Hal itu ditemui langsung oleh Ketua Dewan Pimpinan Pusat Papera Donmuzakir saat mengunjungi Pasar Ngasem Kraton Jogja. Dia menemukan kondisi pasar tradisional yang ramai aktivitas jual beli. Para pedagang dan pembeli pun ramai bertransaksi. "Kondisi ini sama seperti pasar tradisional di Bali, karena juga jadi destinasi wisata," ujar Donmuzakir di sela kunjungan Minggu (24/9).
Tak sekadar berkunjung, bersama pengurus Papera lainnya pun berbelanja berbagai kebutuhan pokok di pasar. Diakhiri dengan sarapan soto. Donmuzakir mengatakan, kedatangannya ke Jogja sekaligus untuk pelantikan pengurus DPC Papera Kota Jogja. Sebelumnya, selama hampir 20 hari terakhir sudah melakukan roadshow ke berbagai daerah. "Alhamdulillah di Jogja ini masih ramai, beda dengan daerah lain yang justru sepi," katanya.
Pria asal Aceh ini pun mengingatkan, meski saat ini masih ramai dikunjungi, para pedagang harus antisipasi. Terutama dengan penjualan online. Dia pun menyebut pemerintahan Presiden Joko Widodo yang sudah melakukan antisipasi dengan peraturan. Tapi perlu diperkuat dengan gerakan masyarakat. Di antaranya dengan membeli produk lokal atau berbelanja di warung-warung terdekat.
Papera yang merupakan sayap Partai Gerindra itu pun siap mengawal dan melanjutkan. Karena itu Papera yang baru didirikan pada 8 Agustus 2022 lalu itu pun giat melakukan pelatihan. Saya ini Papera sudah berdiri di 300 kabupaten dan kota dengan hampir dua juta anggota dari 6.000 pasar tradisional dan UMKM. Pelatihan seperti untuk penjualan online hingga manajemen. "Pak Prabowo ingin memastikan pedagang pasar dan UMKM harus dijamin fasilitasnya, supaya kesejahteraan untuk semua kalangan, tak hanya pengusaha," tegasnya.

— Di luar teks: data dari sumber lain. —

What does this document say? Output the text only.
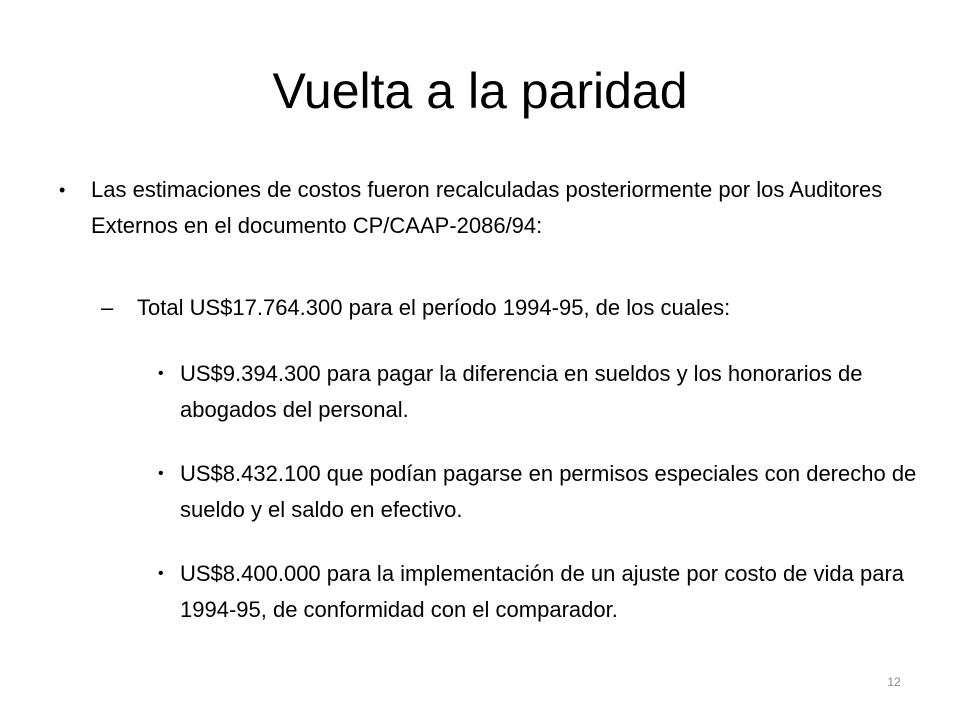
Vuelta a la paridad
• Las estimaciones de costos fueron recalculadas posteriormente por los Auditores Externos en el documento CP/CAAP-2086/94:
– Total US$17.764.300 para el período 1994-95, de los cuales:
• US$9.394.300 para pagar la diferencia en sueldos y los honorarios de abogados del personal.
• US$8.432.100 que podían pagarse en permisos especiales con derecho de sueldo y el saldo en efectivo.
• US$8.400.000 para la implementación de un ajuste por costo de vida para 1994-95, de conformidad con el comparador.
12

Ketua DPC Papera Kota Jogja Aldo Inka Giffari menambahkan, Papera sudah rutin melakukan blusukan ke pasar-pasar tradisional. Tujuannya untuk mengecek langsung di lapangan terkait kondisi riil dan harga-harga. Selain itu juga melakukan sosialisasi terkait keberadaan Warung Juang. Menurut dia Warung Juang yang diinisiasi Partai Gerindra ini memberikan kemudahan permodalan bagi pelaku usaha. Yaitu pinjaman modal tanpa bunga. Mulai dari Rp 2,5 juta sampai Rp 5 juta. "Harapannya tidak memberatkan pelaku usaha dan membantu meringankan beban masyarakat," ucapnya.